Одни говорили: «Причина падения императора в том, что народ больше не хотел его». Другие — «Народ хотел короля… нет — свободы… нет разума… нет — религии… нет — английской конституции… нет абсолютизма». И, наконец, последний добавил: «Нет, он хотел только одного — покоя».
Три стихии составляли жизнь, которая раскрывалась перед молодым поколением: позади — прошлое, уничтоженное навсегда, но еще трепетавшее на своих развалинах со всеми пережитками веков абсолютизма; впереди — сияние необъятного горизонта, первые зори будущего; а между этими двумя мирами… некое подобие Океана, отделяющего старый материк от молодой Америки; нечто смутное и зыбкое; бурное море, полное обломков кораблекрушения, где изредка белеет далекий парус или виднеется извергающий густой дым корабль, — словом, настоящий век, отделяющий прошлое от будущего, не являющийся ни тем, ни другим, но похожий и на то и на другое вместе, век, когда не знаешь, ступая по земле, что у тебя под ногами — всходы или развалины.
Вот в этом хаосе надо было делать выбор; вот что стояло тогда перед юношами, исполненными силы и отваги, перед сынами Империи и внуками Революции.
Прошлое! Они не хотели его, ибо вера в ничто дается с трудом. Будущее они любили, но как? Как Пигмалион любил Галатею: оно было для них мраморной возлюбленной, и они ждали, чтобы в ней проснулась жизнь, чтобы кровь побежала по ее жилам.
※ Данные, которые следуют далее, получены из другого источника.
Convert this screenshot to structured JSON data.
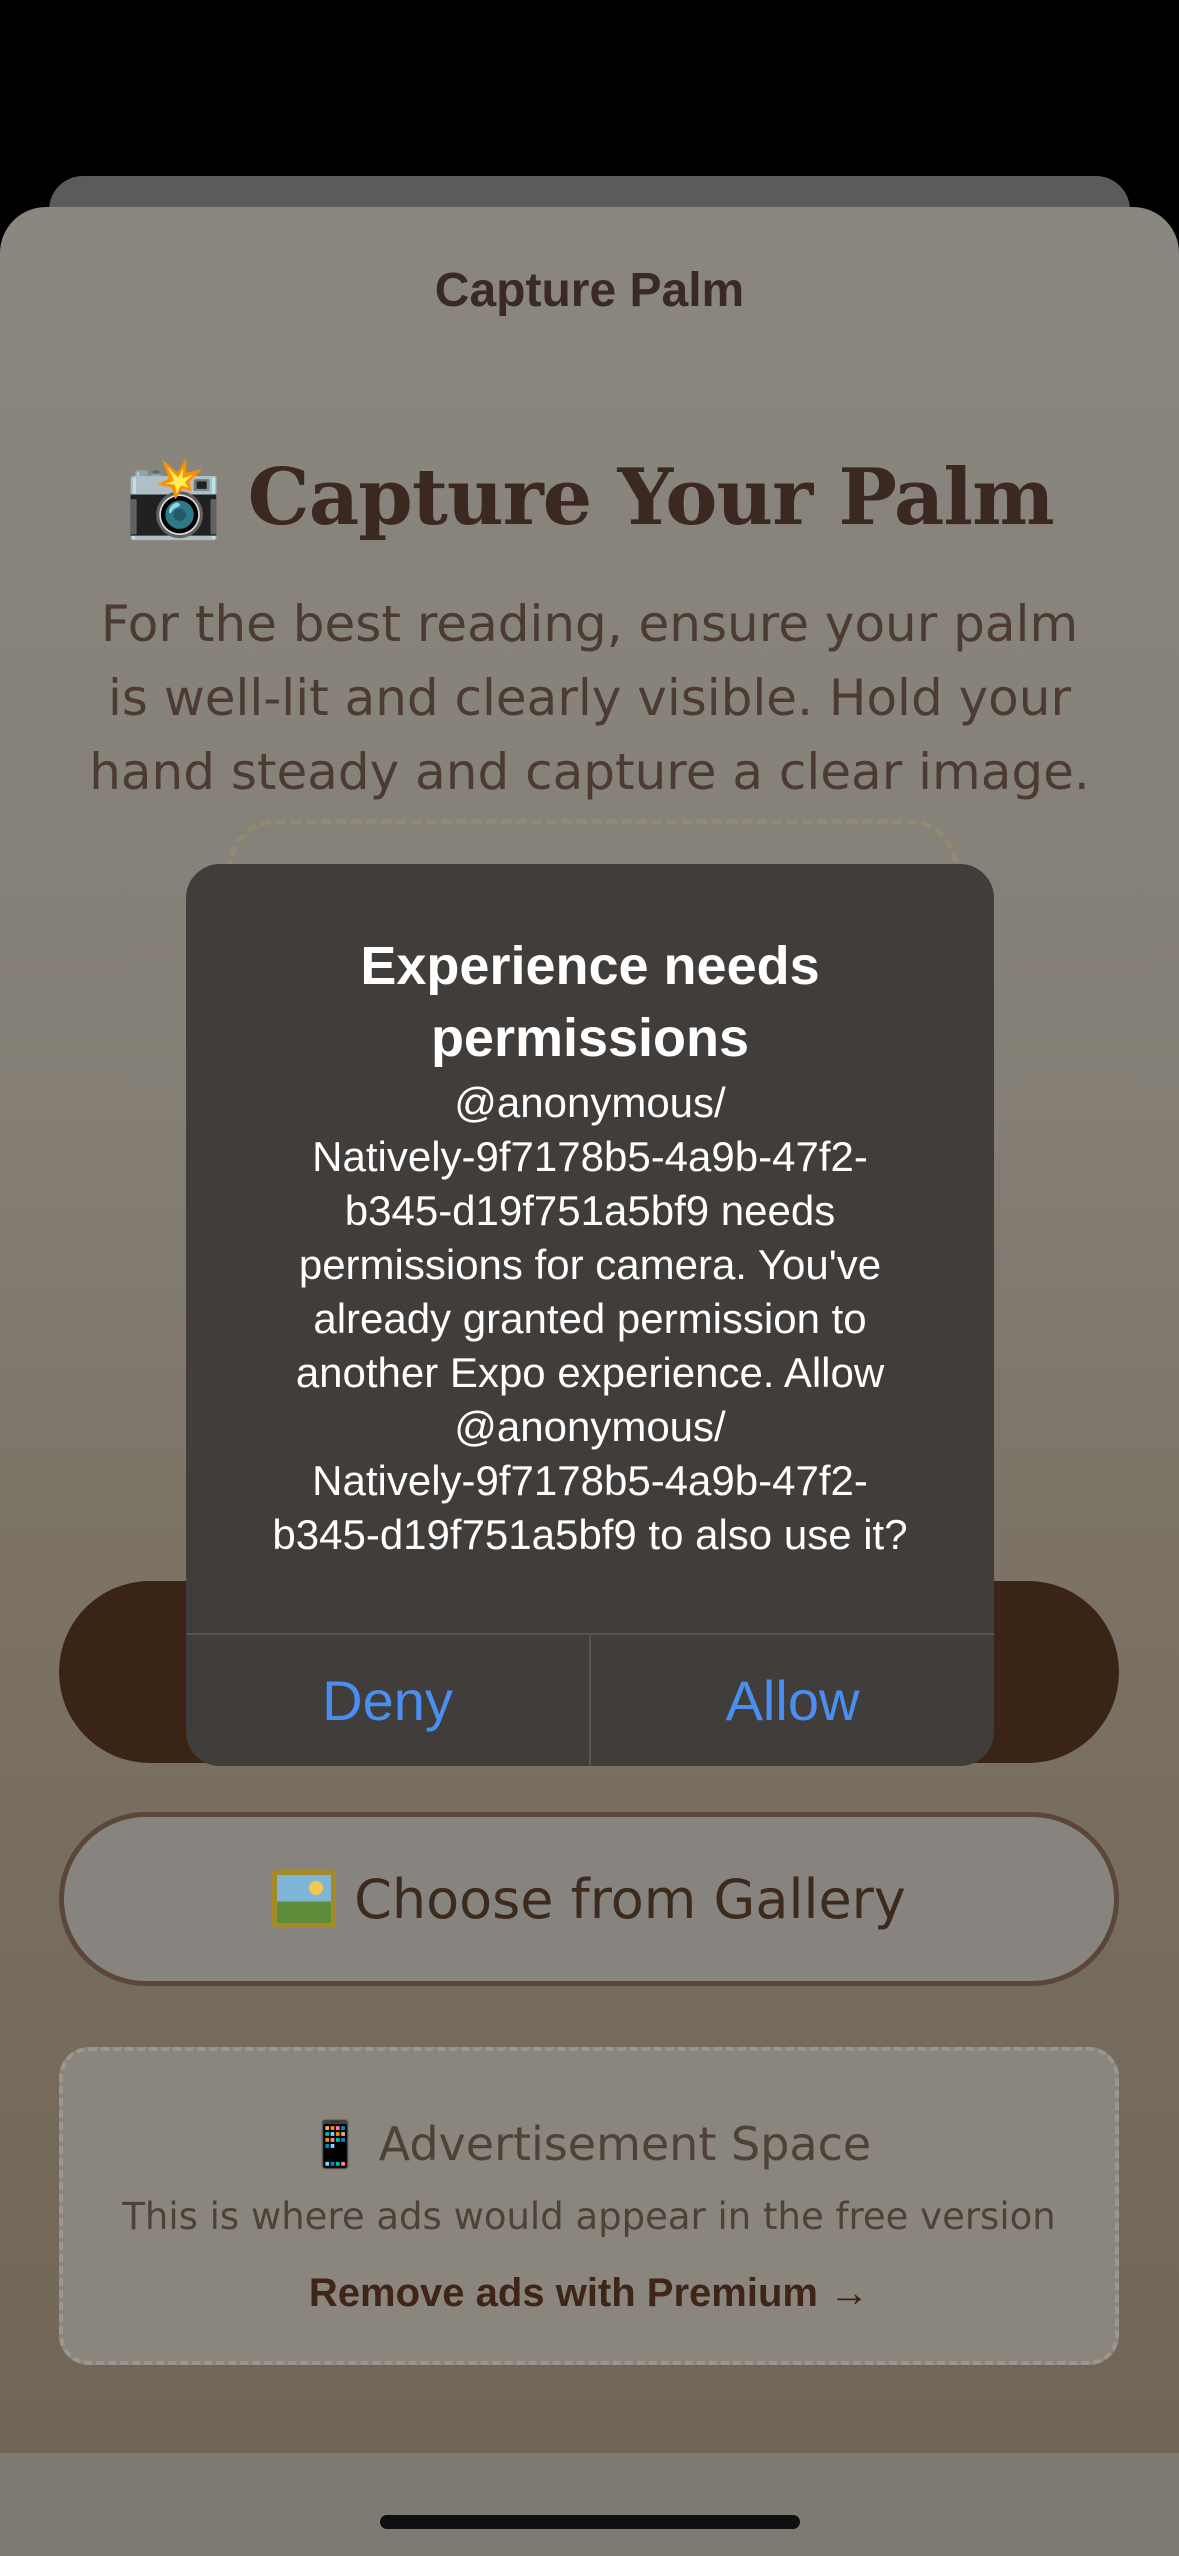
{
  "sheet": {
    "title": "Capture Palm"
  },
  "hero": {
    "emoji": "📸",
    "title": "Capture Your Palm",
    "description": "For the best reading, ensure your palm is well-lit and clearly visible. Hold your hand steady and capture a clear image."
  },
  "actions": {
    "gallery_label": "Choose from Gallery",
    "gallery_icon": "framed-picture-icon"
  },
  "ad": {
    "title": "📱 Advertisement Space",
    "subtitle": "This is where ads would appear in the free version",
    "link": "Remove ads with Premium →"
  },
  "alert": {
    "title": "Experience needs permissions",
    "message": "@anonymous/\nNatively-9f7178b5-4a9b-47f2-\nb345-d19f751a5bf9 needs\npermissions for camera. You've\nalready granted permission to\nanother Expo experience. Allow\n@anonymous/\nNatively-9f7178b5-4a9b-47f2-\nb345-d19f751a5bf9 to also use it?",
    "deny_label": "Deny",
    "allow_label": "Allow"
  },
  "colors": {
    "accent_blue": "#4a8ff0",
    "brown_primary": "#3a2416",
    "alert_bg": "#403d3a"
  }
}
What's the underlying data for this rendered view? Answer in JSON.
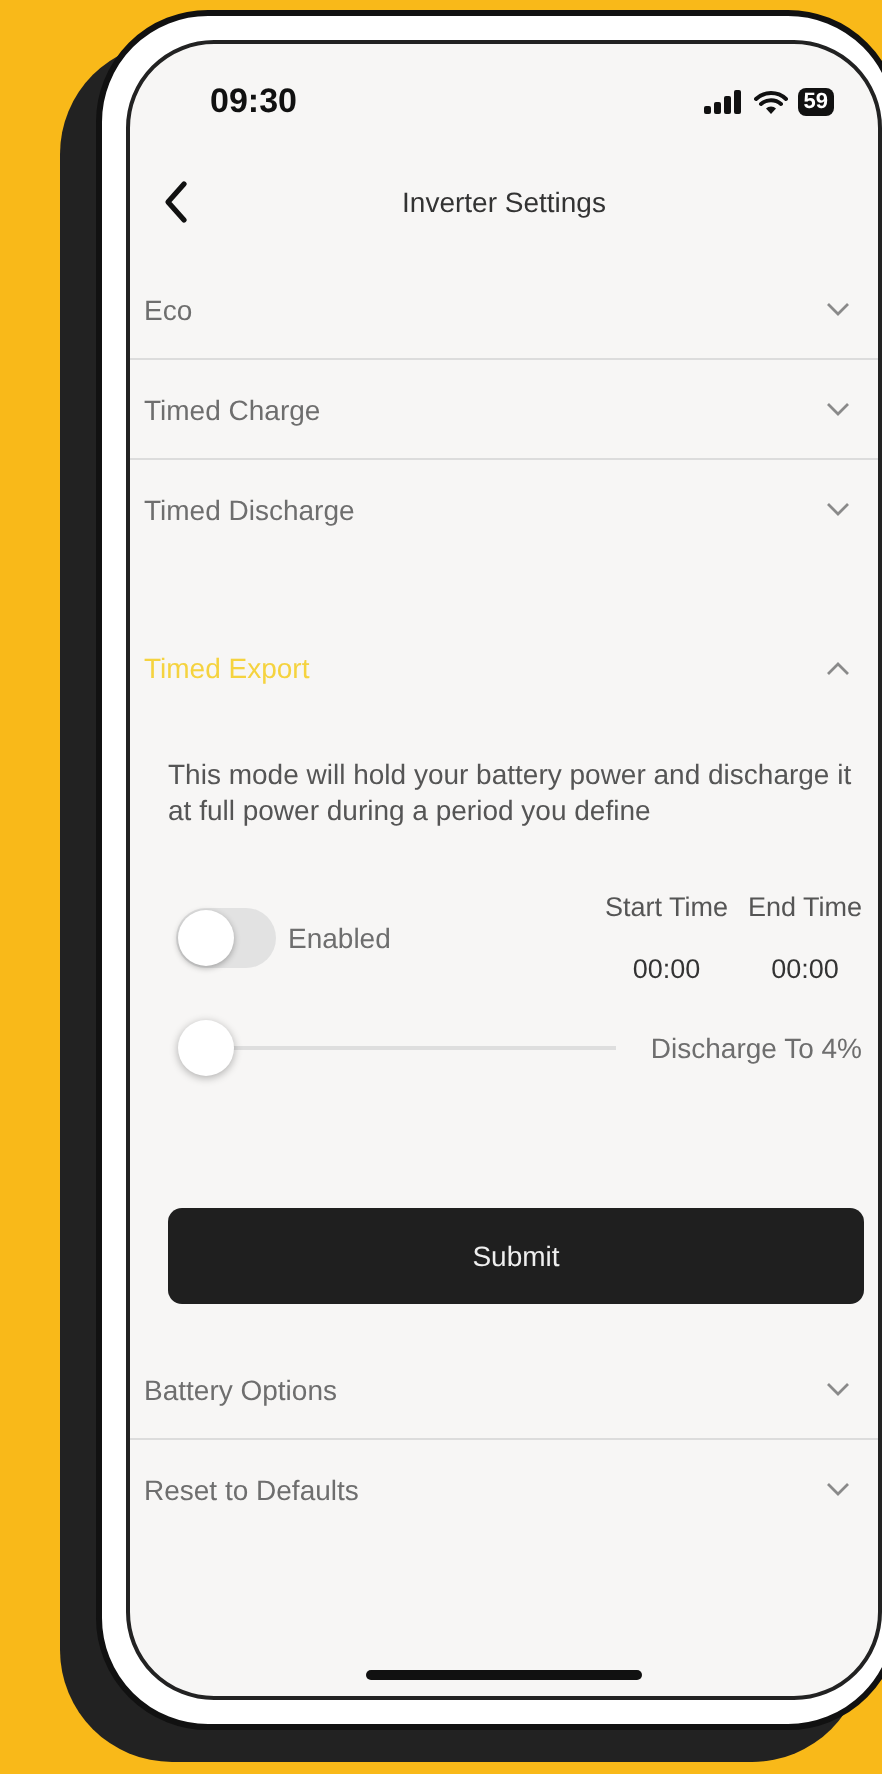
{
  "status_bar": {
    "time": "09:30",
    "battery": "59"
  },
  "header": {
    "title": "Inverter Settings"
  },
  "sections": [
    {
      "label": "Eco",
      "expanded": false
    },
    {
      "label": "Timed Charge",
      "expanded": false
    },
    {
      "label": "Timed Discharge",
      "expanded": false
    },
    {
      "label": "Timed Export",
      "expanded": true,
      "panel": {
        "description": "This mode will hold your battery power and discharge it at full power during a period you define",
        "toggle": {
          "label": "Enabled",
          "on": false
        },
        "times": [
          {
            "label": "Start Time",
            "value": "00:00"
          },
          {
            "label": "End Time",
            "value": "00:00"
          }
        ],
        "slider": {
          "level": 0.0,
          "label": "Discharge To 4%"
        },
        "submit": "Submit"
      }
    },
    {
      "label": "Battery Options",
      "expanded": false
    },
    {
      "label": "Reset to Defaults",
      "expanded": false
    }
  ]
}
Итак, им оставалось только настоящее, дух века, ангел сумерек промежуток между ночью и днем. Он сидел на мешке с мертвыми костями и, закутавшись в плащ эгоизма, дрожал от страшного холода. Ужас смерти закрался к ним в душу при виде этого призрака — полумумии, полуэмбриона. Они приблизились к нему с таким же чувством, с каким путешественник подходит в Страсбурге к останкам дочери старого графа де Сарвенден, набальзамированной в уборе невесты. Страшен этот детский скелет, ибо на пальце тонкой, иссиня-бледной руки блестит обручальное кольцо, а на головке, готовой рассыпаться в прах, — венок из флердоранжа.